Oxtr mRNA is upregulated during differentiation of 3T3-L1 pre-adipocyte into mature adipocytes (Schaffler et al. 2005). Adipose tissue of obese Zucker rats expands both by hypertrophy and by hyperplasia (Johnson et al. 1978, Kaplan et al. 1980). Therefore, the rise in OXTR levels could be linked to increased adipocyte cell numbers. However, upregulation of the OXTR may simply be an adaptation of adipose tissue to decreased hormone levels in the circulation. This is in accordance with the observed strong negative correlation between plasma oxytocin levels and OXTR protein in epididymal adipose tissue. To assess the sensitivity of adipose tissue to plasma oxytocin, we checked possible oxytocin downstream signalling. Recently, we have clearly demonstrated EEF2 dephosphorylation in rat epididymal adipose tissue upon oxytocin treatment (Eckertova et al. 2011). The absence of a change in EEF2 phosphorylation in adipose tissue homogenate of obese Zucker rats indicates similar activation of the oxytocin signalling pathway. We may suppose that decreased plasma oxytocin levels in Zucker fatty rats are compensated for by higher OXTR expression in adipose tissue. However, we cannot exclude the possibility of macrophage infiltration as revealed by upregulated transcription of Cd68 in adipose tissue of obese rats, which may account for increased OXTR expression. This is supported by the presence of OXTR in macrophages (Szeto et al. 2008) and by the observed strong positive correlation between Cd68 and Oxtr in adipose tissue in our study.

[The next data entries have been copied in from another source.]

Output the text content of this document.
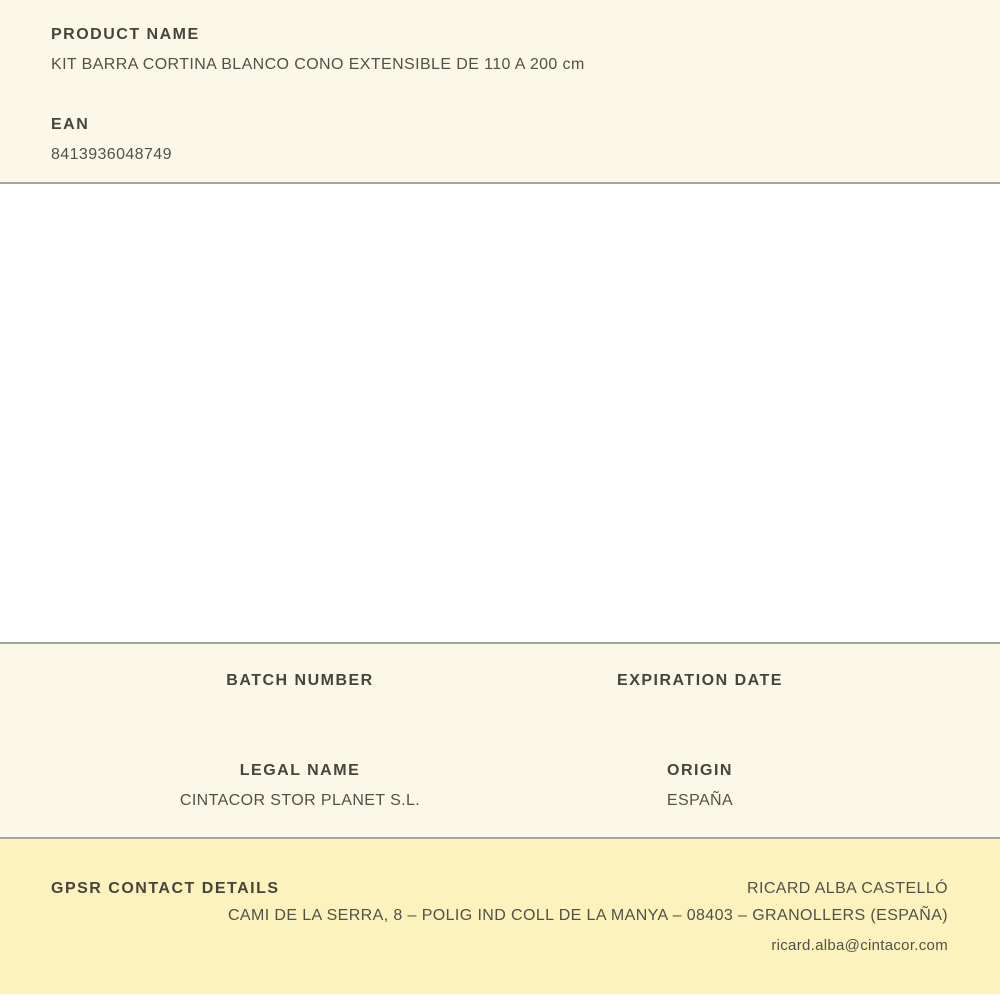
PRODUCT NAME
KIT BARRA CORTINA BLANCO CONO EXTENSIBLE DE 110 A 200 cm
EAN
8413936048749
BATCH NUMBER	EXPIRATION DATE
LEGAL NAME
CINTACOR STOR PLANET S.L.
ORIGIN
ESPAÑA
GPSR CONTACT DETAILS	RICARD ALBA CASTELLÓ
CAMI DE LA SERRA, 8 – POLIG IND COLL DE LA MANYA – 08403 – GRANOLLERS (ESPAÑA)
ricard.alba@cintacor.com
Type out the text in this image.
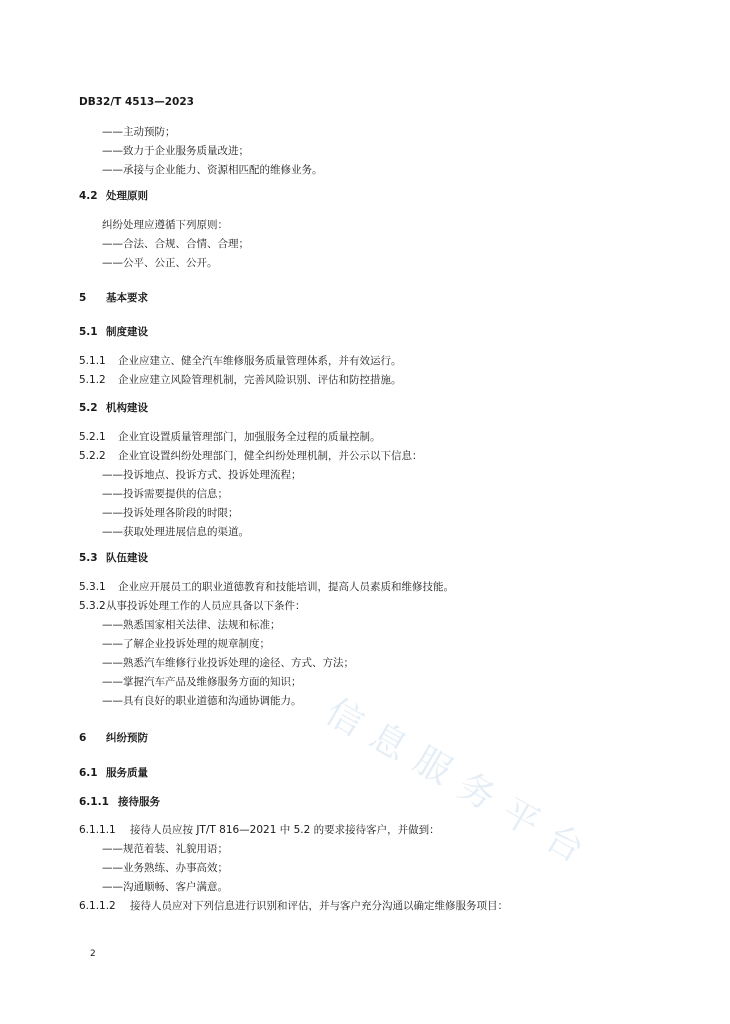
DB32/T 4513—2023
——主动预防；
——致力于企业服务质量改进；
——承接与企业能力、资源相匹配的维修业务。
4.2 处理原则
纠纷处理应遵循下列原则：
——合法、合规、合情、合理；
——公平、公正、公开。
5 基本要求
5.1 制度建设
5.1.1 企业应建立、健全汽车维修服务质量管理体系，并有效运行。
5.1.2 企业应建立风险管理机制，完善风险识别、评估和防控措施。
5.2 机构建设
5.2.1 企业宜设置质量管理部门，加强服务全过程的质量控制。
5.2.2 企业宜设置纠纷处理部门，健全纠纷处理机制，并公示以下信息：
——投诉地点、投诉方式、投诉处理流程；
——投诉需要提供的信息；
——投诉处理各阶段的时限；
——获取处理进展信息的渠道。
5.3 队伍建设
5.3.1 企业应开展员工的职业道德教育和技能培训，提高人员素质和维修技能。
5.3.2从事投诉处理工作的人员应具备以下条件：
——熟悉国家相关法律、法规和标准；
——了解企业投诉处理的规章制度；
——熟悉汽车维修行业投诉处理的途径、方式、方法；
——掌握汽车产品及维修服务方面的知识；
——具有良好的职业道德和沟通协调能力。
6 纠纷预防
6.1 服务质量
6.1.1 接待服务
6.1.1.1 接待人员应按 JT/T 816—2021 中 5.2 的要求接待客户，并做到：
——规范着装、礼貌用语；
——业务熟练、办事高效；
——沟通顺畅、客户满意。
6.1.1.2 接待人员应对下列信息进行识别和评估，并与客户充分沟通以确定维修服务项目：
2
信
息
服
务
平
台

In conclusion, our study provides clear evidence that the oxytocin system is significantly altered in 33-week-old Zucker fatty rats, an animal model of obesity and insulin resistance. Reduced plasma oxytocin levels are most probably a result of higher oxytocin degradation by the liver and expanded adipose tissue in obese animals. In addition, these changes are accompanied by altered expression of the OXTR in adipose tissue and skeletal muscle. Thus, our understanding of the physiological effects of oxytocin is changing as the biological significance of the oxytocin system extends far beyond the reproductive system. The results presented are likely to motivate further research into human obesity as there is a gap in the knowledge regarding the regulation of oxytocinase and OXTR.
Declaration of interest
The authors declare that there is no conflict of interest that could be perceived as prejudicing the impartiality of the research reported.
Funding
This work was supported by the grants APVV 0028-10 and CE NOREG (Slovakia) and the National Science Centre 2011/01M/NZ04/03752 (Poland).
Author contribution statement
L G prepared major parts of the manuscript and carried out analyses of western blots. L G and K K conducted real-time PCR analyses and data interpretation. A B S and L G carried out measurements of enzyme activity and the literature search. A S carried out analyses of the hypothalamus. M S and L G conducted glucose tolerance tests and biochemical analyses. R O and S Z planned and organised the study and contributed to the revisions and the final drafts of the manuscript. All authors have read and approved the final manuscript.
Acknowledgements
The authors acknowledge Mrs Katarina Vrzalova's technical assistance.